“Remember, remember the fifth of November, the gunpowder treason and plot. I know of no reason why the Gunpowder treason should ever be forgot!”
You may have heard of the English nursery rhyme that starts with the classic line ‘Remember, remember the fifth of November.’ The dramatic story behind this rhyme continues to inspire British citizens to celebrate the 5th November, or Guy Fawkes Night, every year with fireworks and bonfires.
So who was Guy Fawkes and what is the real story behind Guy Fawkes Night?

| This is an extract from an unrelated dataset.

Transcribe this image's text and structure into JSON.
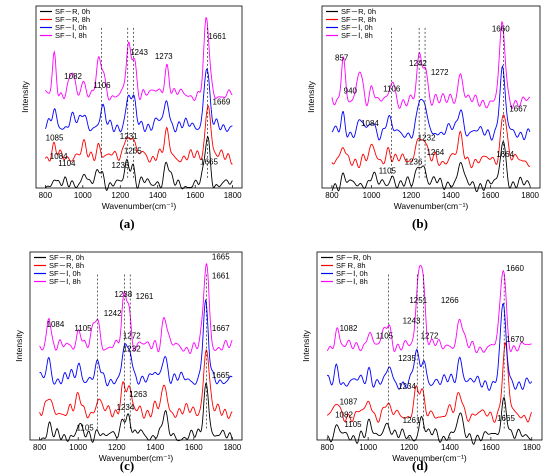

Guy Fawkes, born in 1570 in York, England, converted to Catholicism at an early age and used his military career to spread Catholicism throughout Europe. By 1604, Fawkes had fought for Catholic Spain in the Eighty Years‘ War against Protestant Dutch reformers in the Low Countries and had unsuccessfully attempted to seek support for a Catholic rebellion in England. In 1604 Fawkes become involved in what became known as the Gunpowder Plot. Lead by a group of English Catholics, the Gunpowder Plot was a plan to blow up the House of Lords during the State Opening of Parliament on 5 November 1605, in an attempt to assassinate King James I, the Protestant King, and install his nine-year-old daughter, Elizabeth, as the Catholic head of state.
Luckily for the British government and monarchy, the plot was revealed to authorities in an anonymous letter only a week before the plot was set to take place. On the evening of 4 November 1605, a day before the plot was set to take place, Fawkes was discovered guarding 36 barrels of gunpowder, enough to completely destroy the House of Lords. Although Fawkes was merely a co-conspirator and not the leader of the plot, he has become the central figure used to commemorate the thwarted Gunpowder Plot.
For the past four centuries on Guy Fawkes Night, now known as Bonfire Night, British citizens have lit bonfires, let off fireworks and burned effigies of Guy Fawkes to celebrate the plot’s failure. Usually bonfire celebrations will include a ‘Guy,’ or a doll, which represents the traitor, Guy Fawkes, accompanied by sparklers and firework displays. Although it is usually illegal for Brits to set off fireworks between 11pm and 7am, on Bonfire Night the cutoff is 12 midnight!
Although the tradition of Bonfire Night is still going strong today, its popularity has waned throughout points in history, such as the first half of the 19th century in which historians observed ‘a lessening of Protestant religious zeal’ in part due to the expansion of Catholic civil rights in the United Kingdom. Gunpowder Treason Day, as it has become known in other countries, has been exported by settlers to other members of the Commonwealth of Nations such as Australia, New Zealand, Canada and various Caribbean nations.